Il conflitto dipende da una serie di fattori tra cui la scarsità e la iniqua distribuzione delle risorse e l’incertezza delle norme sociali. Se l’accesso alle risorse economiche o l’opportunità di affermazione sociale fossero garantiti a tutti, vi sarebbero probabilmente pochi motivi di scontro. Il conflitto sociale ha spesso origine quando troppi soggetti aspirano a godere di risorse limitate. Molte occasioni di conflitto sorgono inoltre in situazioni di disuguaglianza sociale; nel momento in cui la distribuzione delle risorse viene vissuta come ingiusta da una parte della popolazione, essa diviene motivo di conflitto tra gli individui, i gruppi e le classi sociali.
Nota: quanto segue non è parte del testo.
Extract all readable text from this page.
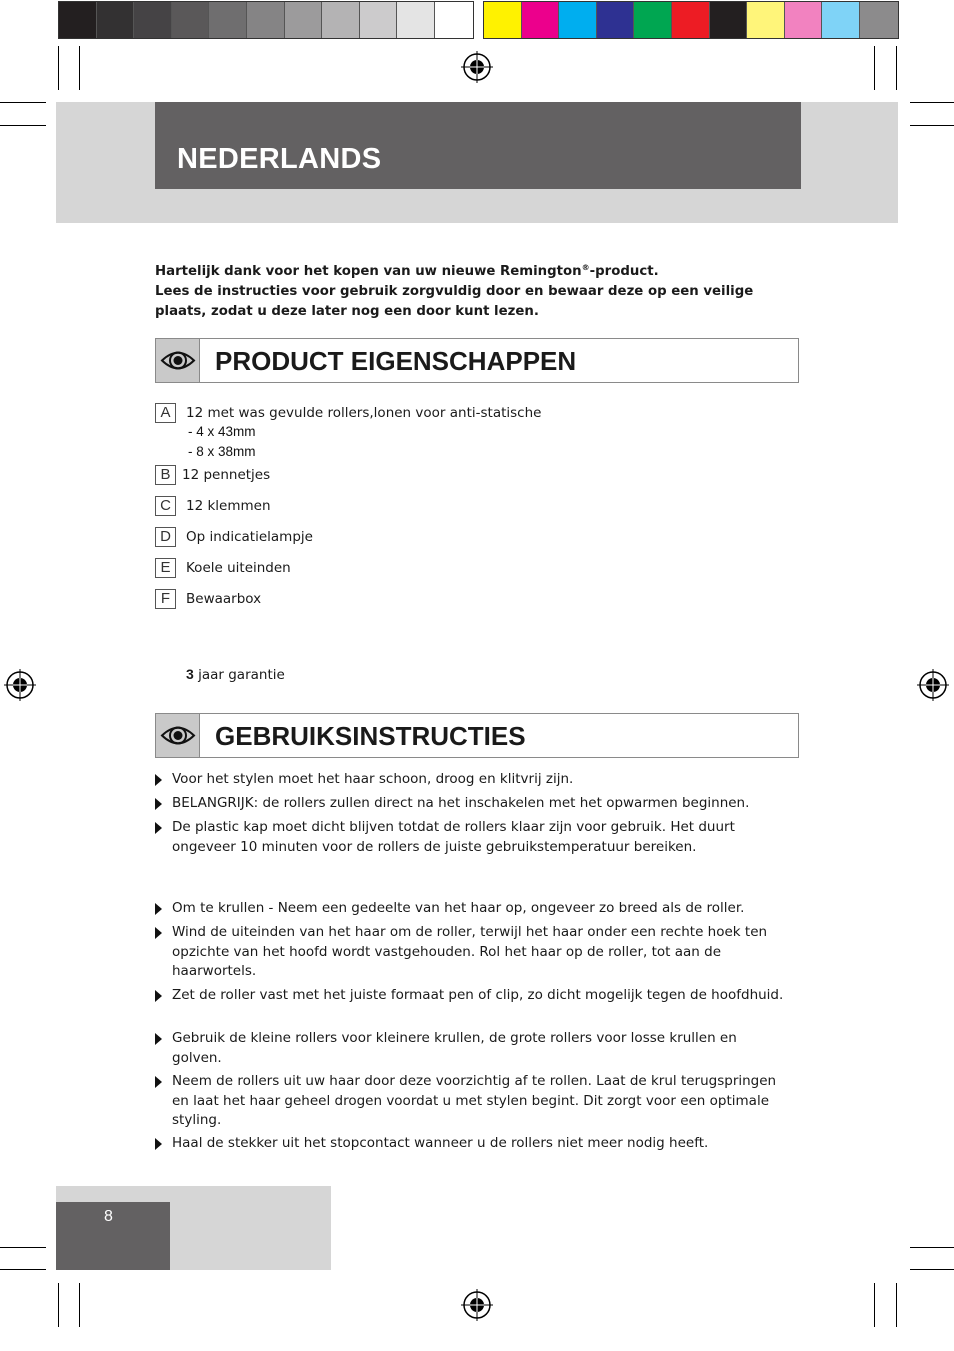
NEDERLANDS
Hartelijk dank voor het kopen van uw nieuwe Remington®-product.
Lees de instructies voor gebruik zorgvuldig door en bewaar deze op een veilige plaats, zodat u deze later nog een door kunt lezen.
PRODUCT EIGENSCHAPPEN
A	12 met was gevulde rollers,lonen voor anti-statische
B 12 pennetjes
C	12 klemmen
D	Op indicatielampje
E	Koele uiteinden
F	Bewaarbox
- 4 x 43mm
- 8 x 38mm
3 jaar garantie
GEBRUIKSINSTRUCTIES
Voor het stylen moet het haar schoon, droog en klitvrij zijn.
BELANGRIJK: de rollers zullen direct na het inschakelen met het opwarmen beginnen.
De plastic kap moet dicht blijven totdat de rollers klaar zijn voor gebruik. Het duurt ongeveer 10 minuten voor de rollers de juiste gebruikstemperatuur bereiken.
Om te krullen - Neem een gedeelte van het haar op, ongeveer zo breed als de roller.
Wind de uiteinden van het haar om de roller, terwijl het haar onder een rechte hoek ten opzichte van het hoofd wordt vastgehouden. Rol het haar op de roller, tot aan de haarwortels.
Zet de roller vast met het juiste formaat pen of clip, zo dicht mogelijk tegen de hoofdhuid.
Gebruik de kleine rollers voor kleinere krullen, de grote rollers voor losse krullen en golven.
Neem de rollers uit uw haar door deze voorzichtig af te rollen. Laat de krul terugspringen en laat het haar geheel drogen voordat u met stylen begint. Dit zorgt voor een optimale styling.
Haal de stekker uit het stopcontact wanneer u de rollers niet meer nodig heeft.
8
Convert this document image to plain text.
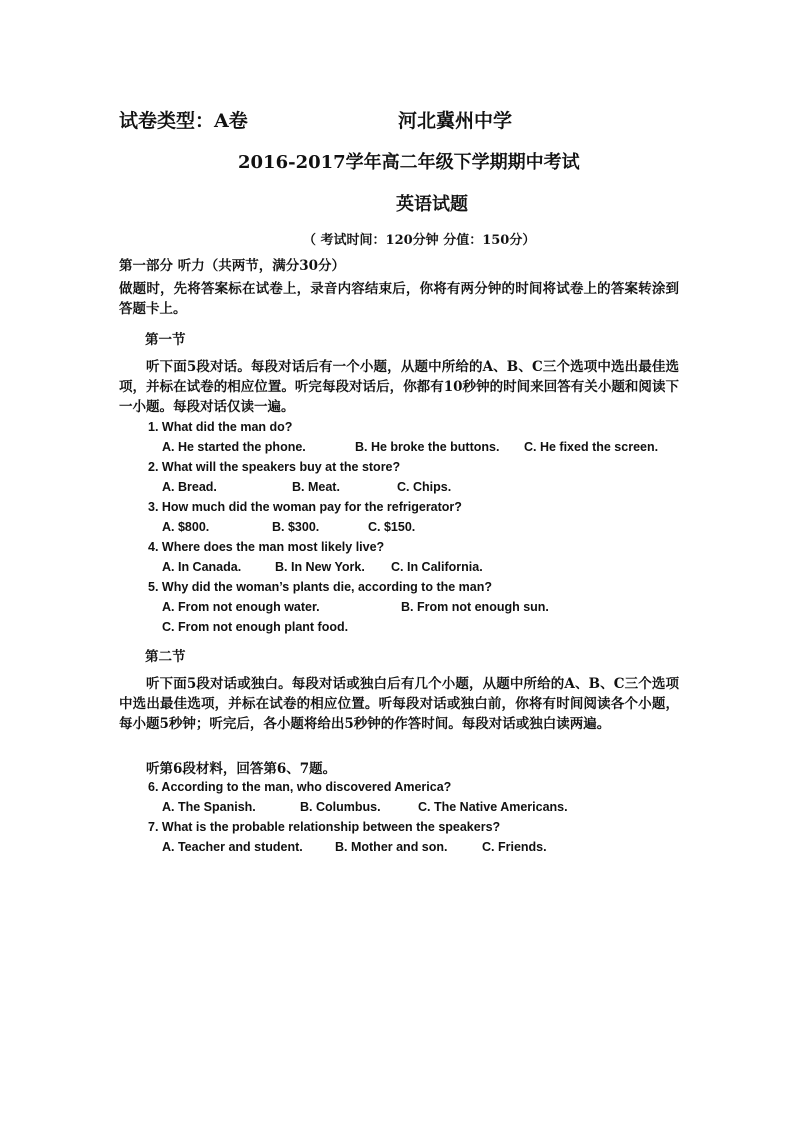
试卷类型：A卷	河北冀州中学
2016-2017学年高二年级下学期期中考试
英语试题
（ 考试时间：120分钟 分值：150分）
第一部分 听力（共两节，满分30分）
做题时，先将答案标在试卷上，录音内容结束后，你将有两分钟的时间将试卷上的答案转涂到答题卡上。
第一节
听下面5段对话。每段对话后有一个小题，从题中所给的A、B、C三个选项中选出最佳选项，并标在试卷的相应位置。听完每段对话后，你都有10秒钟的时间来回答有关小题和阅读下一小题。每段对话仅读一遍。
1. What did the man do?
A. He started the phone.	B. He broke the buttons. C. He fixed the screen.
2. What will the speakers buy at the store?
A. Bread.	B. Meat.	C. Chips.
3. How much did the woman pay for the refrigerator?
A. $800.	B. $300.	C. $150.
4. Where does the man most likely live?
A. In Canada.	B. In New York. C. In California.
5. Why did the woman’s plants die, according to the man?
A. From not enough water.	B. From not enough sun.
C. From not enough plant food.
第二节
听下面5段对话或独白。每段对话或独白后有几个小题，从题中所给的A、B、C三个选项中选出最佳选项，并标在试卷的相应位置。听每段对话或独白前，你将有时间阅读各个小题，每小题5秒钟；听完后，各小题将给出5秒钟的作答时间。每段对话或独白读两遍。
听第6段材料，回答第6、7题。
6. According to the man, who discovered America?
A. The Spanish.	B. Columbus.	C. The Native Americans.
7. What is the probable relationship between the speakers?
A. Teacher and student.	B. Mother and son.	C. Friends.
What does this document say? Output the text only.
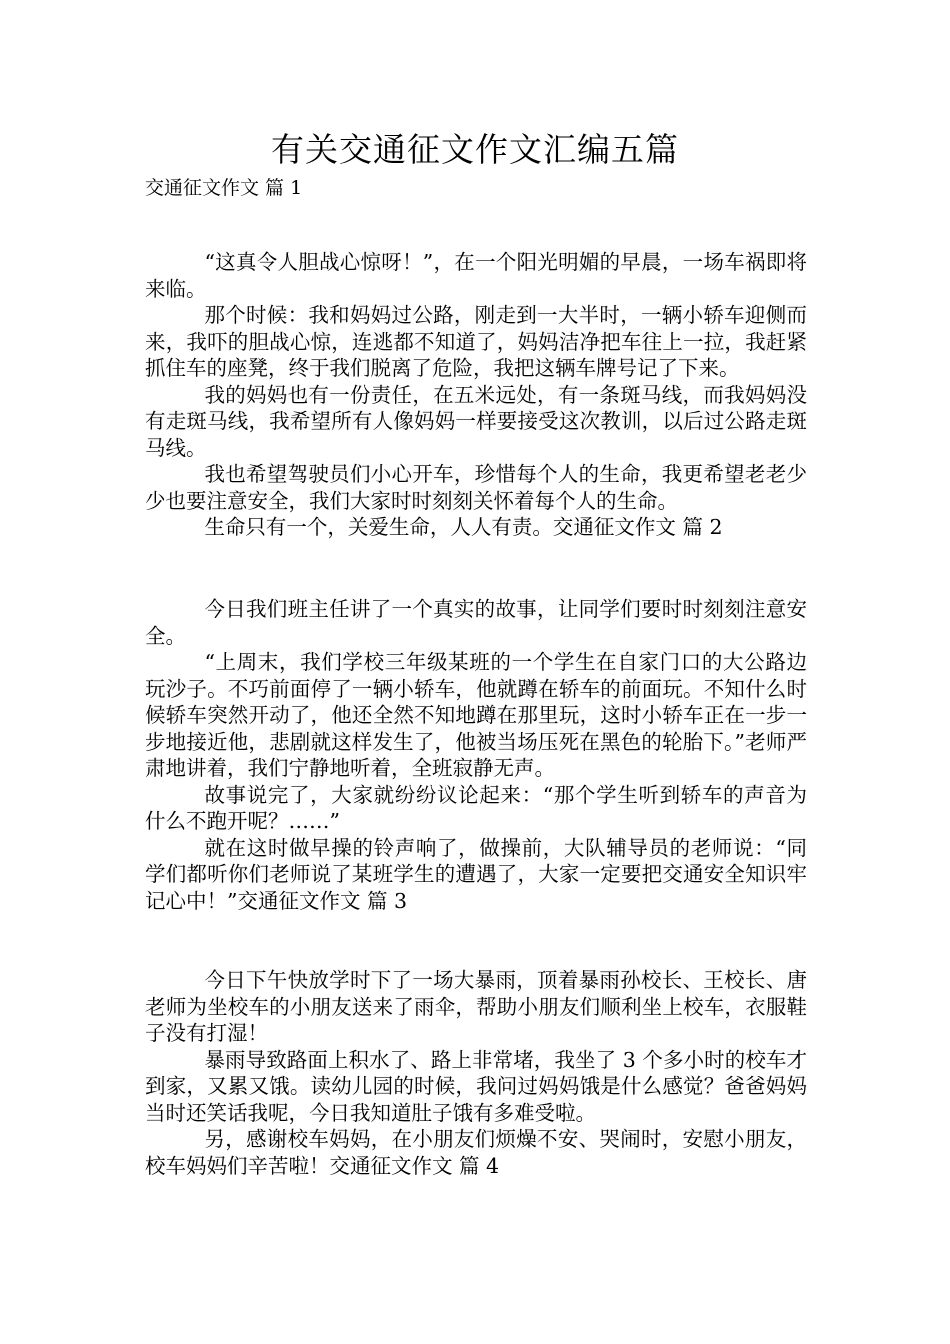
有关交通征文作文汇编五篇
交通征文作文 篇 1

“这真令人胆战心惊呀！”，在一个阳光明媚的早晨，一场车祸即将来临。

那个时候：我和妈妈过公路，刚走到一大半时，一辆小轿车迎侧而来，我吓的胆战心惊，连逃都不知道了，妈妈洁净把车往上一拉，我赶紧抓住车的座凳，终于我们脱离了危险，我把这辆车牌号记了下来。

我的妈妈也有一份责任，在五米远处，有一条斑马线，而我妈妈没有走斑马线，我希望所有人像妈妈一样要接受这次教训，以后过公路走斑马线。

我也希望驾驶员们小心开车，珍惜每个人的生命，我更希望老老少少也要注意安全，我们大家时时刻刻关怀着每个人的生命。

生命只有一个，关爱生命，人人有责。交通征文作文 篇 2

今日我们班主任讲了一个真实的故事，让同学们要时时刻刻注意安全。

“上周末，我们学校三年级某班的一个学生在自家门口的大公路边玩沙子。不巧前面停了一辆小轿车，他就蹲在轿车的前面玩。不知什么时候轿车突然开动了，他还全然不知地蹲在那里玩，这时小轿车正在一步一步地接近他，悲剧就这样发生了，他被当场压死在黑色的轮胎下。”老师严肃地讲着，我们宁静地听着，全班寂静无声。

故事说完了，大家就纷纷议论起来：“那个学生听到轿车的声音为什么不跑开呢？……”

就在这时做早操的铃声响了，做操前，大队辅导员的老师说：“同学们都听你们老师说了某班学生的遭遇了，大家一定要把交通安全知识牢记心中！”交通征文作文 篇 3

今日下午快放学时下了一场大暴雨，顶着暴雨孙校长、王校长、唐老师为坐校车的小朋友送来了雨伞，帮助小朋友们顺利坐上校车，衣服鞋子没有打湿！

暴雨导致路面上积水了、路上非常堵，我坐了 3 个多小时的校车才到家，又累又饿。读幼儿园的时候，我问过妈妈饿是什么感觉？爸爸妈妈当时还笑话我呢，今日我知道肚子饿有多难受啦。

另，感谢校车妈妈，在小朋友们烦燥不安、哭闹时，安慰小朋友，校车妈妈们辛苦啦！交通征文作文 篇 4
La seconda condizione di fondo perché si dia conflitto consiste invece nell'incertezza delle norme sociali. Nella società esistono molte norme di comportamento che possono entrare in contraddizione e creare situazioni di incertezza normativa. Inoltre, anche ogni singola regola, in particolar modo quando non è scritta, lascia spazio a interpretazioni contrastanti e a tentativi di modificazione, determinando una situazione di conflitto sociale.

Un'importanza particolare assume il conflitto quando si verifica tra gruppi sociali, poiché in tal caso può trasformarsi in un fattore di disturbo dell'ordine sociale. Esso ha un carattere dirompente quando a contrapporsi sono delle classi sociali. In tal caso, infatti, si verifica una spaccatura che attraversa l'intera società e che può dar luogo a fenomeni di instabilità molto gravi. Si verifica allora quella che Karl Marx chiamava la lotta di classe, ossia la contrapposizione tra due classi portatrici di progetti di società incompatibili tra loro.

Altre volte il conflitto tra gruppi sociali non assume un aspetto così radicale e dirompente, ma può anzi avere effetti positivi. È stato infatti osservato che il conflitto può servire a consolidare la coesione interna al gruppo, il senso di identità, la percezione dei propri confini, e perfino creare forme di interazione regolata, e dunque socialmente sostenibile, con i gruppi antagonisti.